The Australian Parliament as well as all of that country’s main political parties have suffered what is being called a “malicious intrusion” on their computer networks.
According to the Australian Prime Minister, Scott Morrison, the cyber-attack which came to light two weeks ago was carried out by a “sophisticated state actor,” which is the polite way of saying that a nation state had carried out the hack.
Australia has been not been immune to hacking attacks over the years. In 2015 for example, a number of government websites as well as Australia’s largest seller of travel insurance, were hacked and the attacker stole more than 770,000 records. There was 30GB of data on the next generation joint strike fighter jet stolen in a hack in 2017.
Worse was to come in late 2017 when a misconfigured Amazon S3 bucket exposed the personal data of 48,270 people, including staff of several Australian government agencies, banks and a utility.
But now the Australian government has confirmed that a nation state carried out an attack on its Parliament and Aussia political parties.
Prime Minister Scott Morrison was quoted by the BBC as saying that there was “no evidence of any electoral interference”.
Australia is to hold a general election within months.
The attack had initially only involved the parliament’s servers, but soon after that it was discovered the hack was more widespread.

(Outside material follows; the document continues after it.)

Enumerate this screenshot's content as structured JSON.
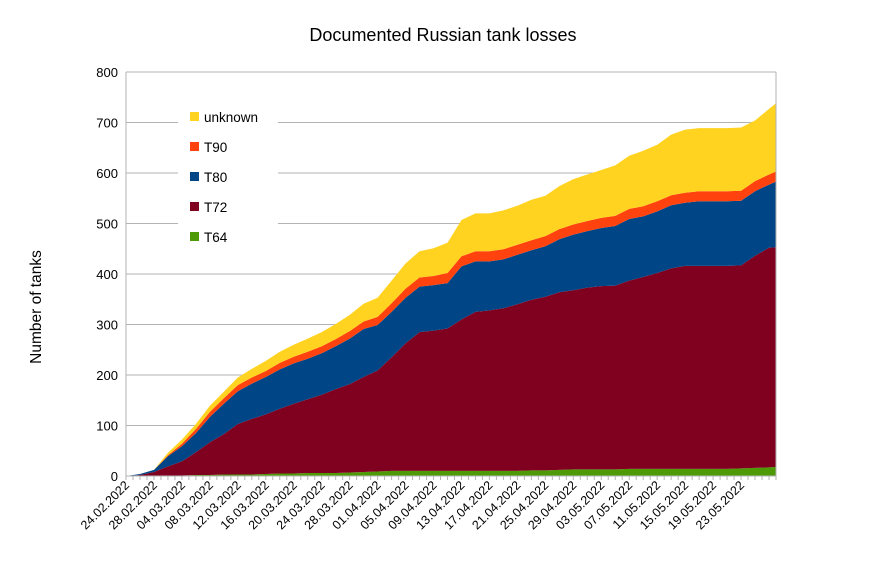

“During the course of this work, we also became aware that the networks of some political parties – Liberal, Labor and Nationals – have also been affected,” Morrison reportedly told the House of Representatives on Monday.
The Australian prime minister did not name which foreign state is thought to have carried out the attack, and he say would not provide additional detail on “operational matters.”

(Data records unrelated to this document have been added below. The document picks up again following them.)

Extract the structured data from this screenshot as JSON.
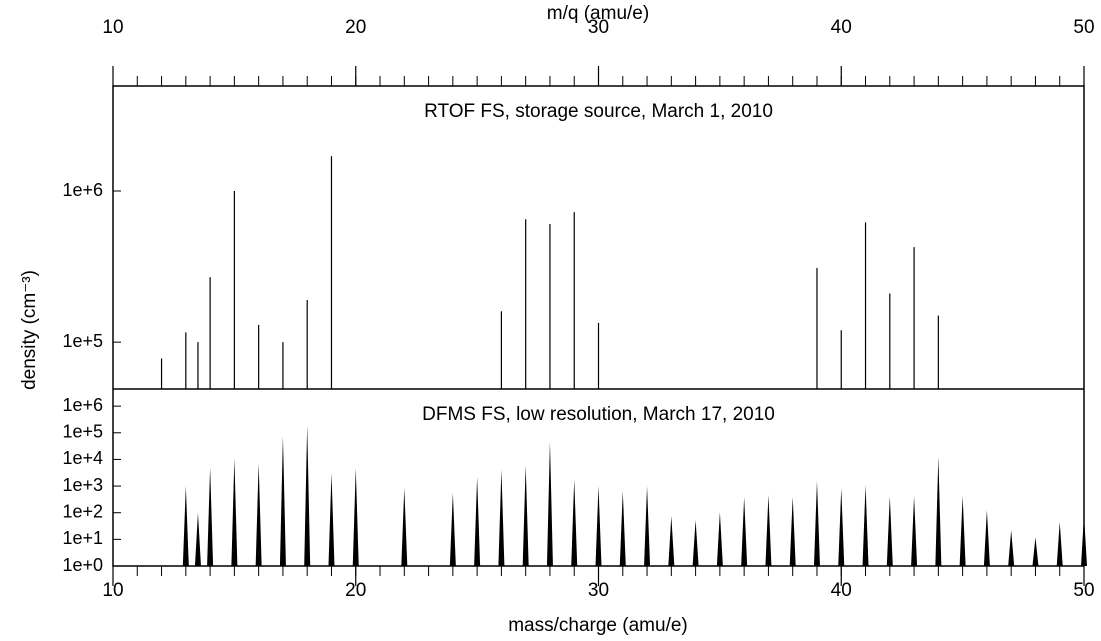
{
  "chart_data": [
    {
      "type": "stem",
      "title": "RTOF FS, storage source, March 1, 2010",
      "xlabel": "m/q (amu/e)",
      "ylabel": "density (cm⁻³)",
      "log_y": true,
      "color": "#000000",
      "xlim": [
        10,
        50
      ],
      "xticks": [
        10,
        20,
        30,
        40,
        50
      ],
      "xminor_step": 1,
      "ylim": [
        49000,
        4950000
      ],
      "yticks": [
        {
          "value": 100000,
          "label": "1e+5"
        },
        {
          "value": 1000000,
          "label": "1e+6"
        }
      ],
      "x": [
        12,
        13,
        13.5,
        14,
        15,
        16,
        17,
        18,
        19,
        26,
        27,
        28,
        29,
        30,
        39,
        40,
        41,
        42,
        43,
        44
      ],
      "values": [
        78000,
        116000,
        100000,
        269000,
        1000000,
        130000,
        100000,
        190000,
        1700000,
        160000,
        650000,
        605000,
        725000,
        134000,
        310000,
        120000,
        620000,
        210000,
        425000,
        150000
      ]
    },
    {
      "type": "peak",
      "title": "DFMS FS, low resolution, March 17, 2010",
      "xlabel": "mass/charge (amu/e)",
      "log_y": true,
      "color": "#000000",
      "xlim": [
        10,
        50
      ],
      "xticks": [
        10,
        20,
        30,
        40,
        50
      ],
      "xminor_step": 1,
      "ylim": [
        1,
        4400000
      ],
      "yticks": [
        {
          "value": 1,
          "label": "1e+0"
        },
        {
          "value": 10,
          "label": "1e+1"
        },
        {
          "value": 100,
          "label": "1e+2"
        },
        {
          "value": 1000,
          "label": "1e+3"
        },
        {
          "value": 10000,
          "label": "1e+4"
        },
        {
          "value": 100000,
          "label": "1e+5"
        },
        {
          "value": 1000000,
          "label": "1e+6"
        }
      ],
      "x": [
        13,
        13.5,
        14,
        15,
        16,
        17,
        18,
        19,
        20,
        22,
        24,
        25,
        26,
        27,
        28,
        29,
        30,
        31,
        32,
        33,
        34,
        35,
        36,
        37,
        38,
        39,
        40,
        41,
        42,
        43,
        44,
        45,
        46,
        47,
        48,
        49,
        50
      ],
      "values": [
        1000,
        100,
        5100,
        11000,
        7300,
        75000,
        190000,
        3100,
        4700,
        850,
        550,
        2200,
        4300,
        6100,
        45000,
        1800,
        1000,
        640,
        1000,
        75,
        53,
        105,
        390,
        460,
        390,
        1550,
        850,
        1100,
        420,
        420,
        13000,
        420,
        125,
        22,
        12,
        45,
        80
      ]
    }
  ]
}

The hack is being investigated by the Australian Cyber Security Centre.
At least one security expert is concerned that the attacks are part of a global trend.
“From the breach of Australia’s parliament and political parties to an attack on the EU’s diplomatic cables, there is a worrying global trend emerging of geopolitically fuelled cyber-attacks,” said
Andrew Tsonchev, director of technology at British cyber-AI company Darktrace Industrial.
“Nation states and cyber criminals are ramping up in sophistication to infiltrate and crawl around, what we consider to be the world’s most secure networks,” said Tsonchev. “It looks like no system, even those belonging to government, are safe from cyber-attack.”
“With Australia’s election looming and those in the US next year, we can expect a hike in disruptive attacks that deliberately attempt to meddle with the instruments of democracy,” he said. “Fortunately, this most recent breach shows no evidence of electoral interference.”
“Protecting data integrity has never been so critical and the public sector will need to leverage the strongest defences to overcome these skilled adversaries,” he added.
The Australian Parliament hack is not the only hack of a nation state parliament.
In 2015 the lower house of the German parliament suffered a damaging cyber attack on its computer network.
And last month the personal data belonging to hundreds of German politicians, celebrities and public figures was been online by an unknown hacker.
The Scottish Parliament suffered a ‘brute force’ cyber attack from ‘external sources’ in 2017, as did the British Parliament in London also in the same year.